Under GDPR there are six lawful grounds on which to process data. One of these is consent/opt-in that gives sufficient consent to use your customer data for marketing. The ICO, however, sets a high standard for consent under the DPA clause: consent “must be freely given, specific, informed” but it also goes further to include being unambiguous with a clear affirmative action (no pre-ticked boxes), keeping a record of consent and avoiding making consent a condition of a contract. The ability to withdraw consent must be easy and not incur a penalty, and regular consent reviews should be implemented. 

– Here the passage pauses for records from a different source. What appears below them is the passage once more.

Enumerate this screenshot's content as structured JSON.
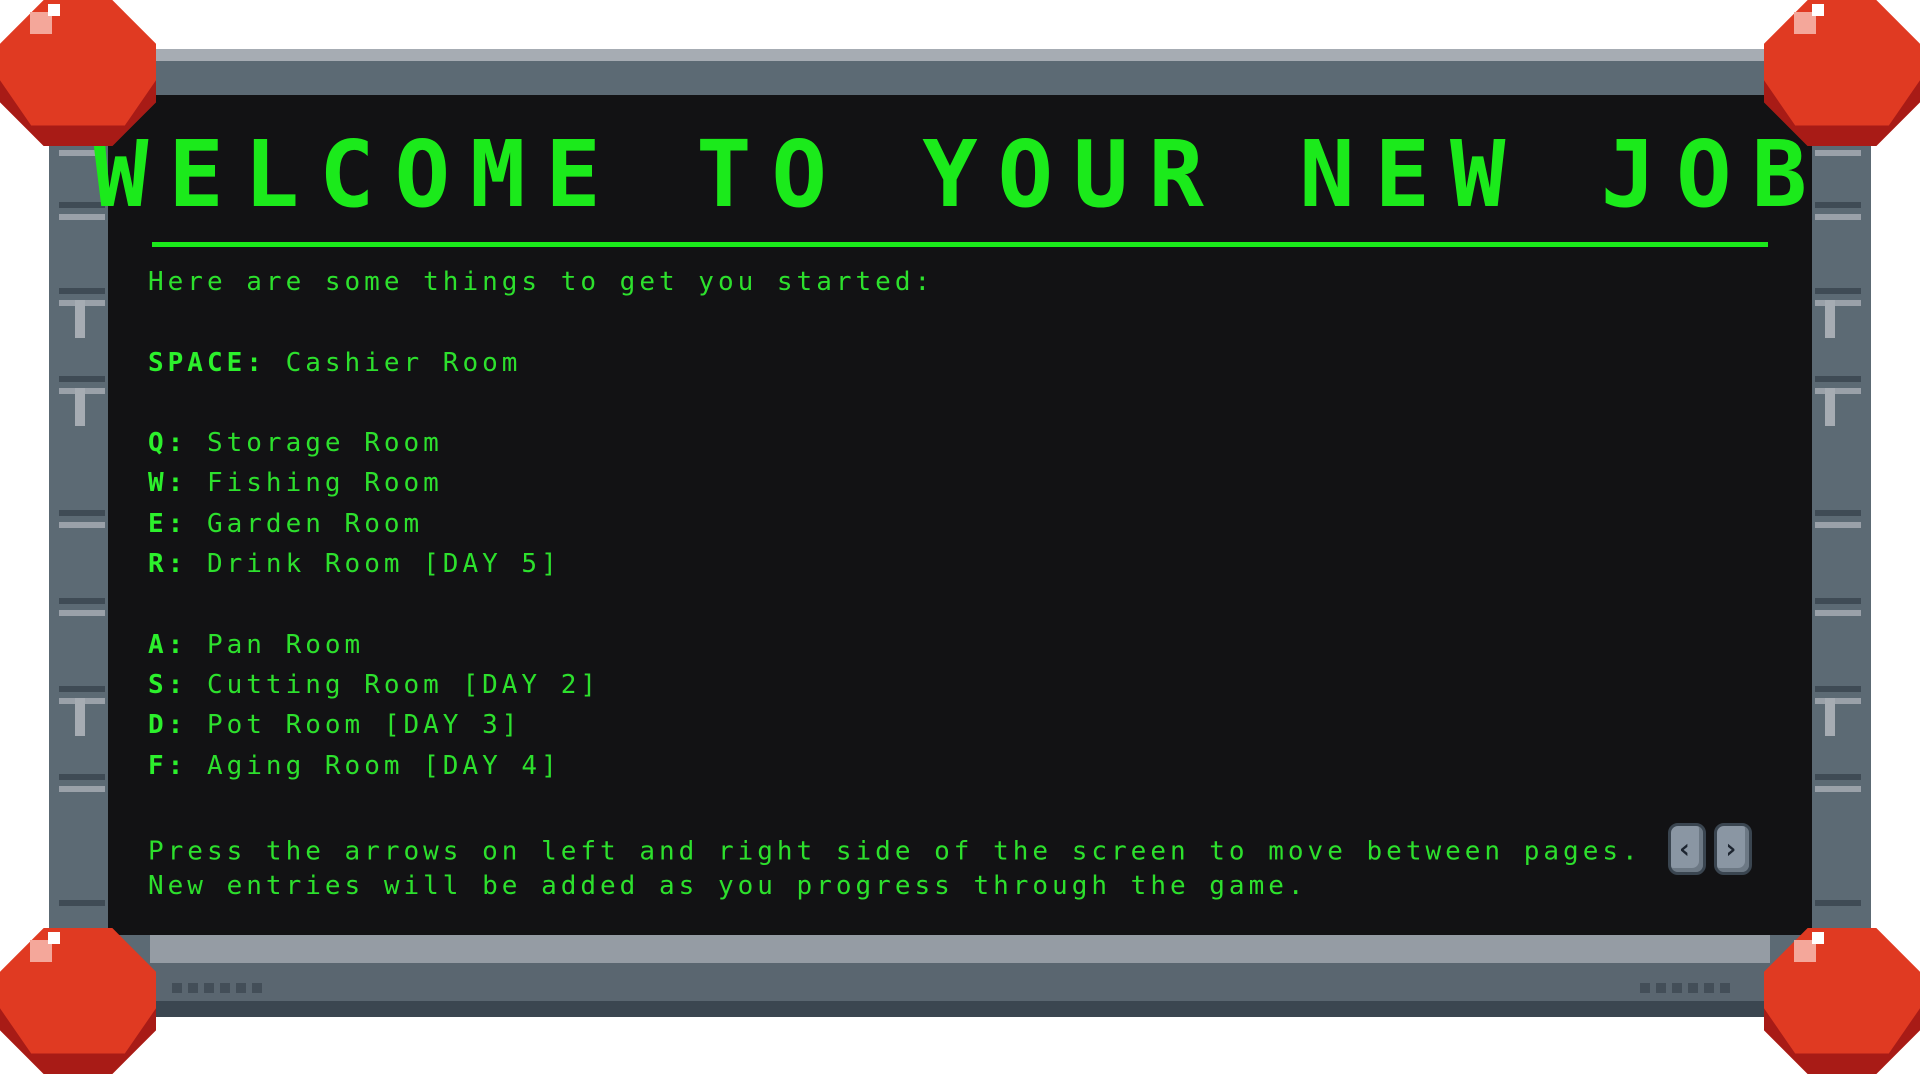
{
  "title": "WELCOME TO YOUR NEW JOB",
  "intro": "Here are some things to get you started:",
  "space_entry": {
    "key": "SPACE:",
    "label": " Cashier Room"
  },
  "group1": [
    {
      "key": "Q:",
      "label": " Storage Room"
    },
    {
      "key": "W:",
      "label": " Fishing Room"
    },
    {
      "key": "E:",
      "label": " Garden Room"
    },
    {
      "key": "R:",
      "label": " Drink Room [DAY 5]"
    }
  ],
  "group2": [
    {
      "key": "A:",
      "label": " Pan Room"
    },
    {
      "key": "S:",
      "label": " Cutting Room [DAY 2]"
    },
    {
      "key": "D:",
      "label": " Pot Room [DAY 3]"
    },
    {
      "key": "F:",
      "label": " Aging Room [DAY 4]"
    }
  ],
  "footer": {
    "line1": "Press the arrows on left and right side of the screen to move between pages.",
    "line2": "New entries will be added as you progress through the game."
  },
  "icons": {
    "left_arrow": "left-arrow-icon",
    "right_arrow": "right-arrow-icon"
  },
  "colors": {
    "terminal_green": "#1bea1b",
    "screen_bg": "#121214",
    "bolt_red": "#e03a22",
    "frame_steel": "#5c6a74"
  }
}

Fresh consent from your customers could be costly and unnecessary to an already legitimate database. If you have consent that satisfies GDPR, be sure to continue to maintain it making any of the required changes such as consent reviews, possibly every six months. 
Keep records to demonstrate what the individual has consented to, including what they were told, and when and how they consented. Tell people they have the right to withdraw their consent at any time, and how to do this. It must be as easy to withdraw as it was to give consent. 
It is crucial to remember - You cannot contact someone who has already opted out, regardless of your motive. You may think it’s being helpful to check if they want to opt back in, to update their details or inform them about your GDPR strategy – it’s definitely not - it’s breaching the law. 
Morrisons and Flybe have been penalised for this.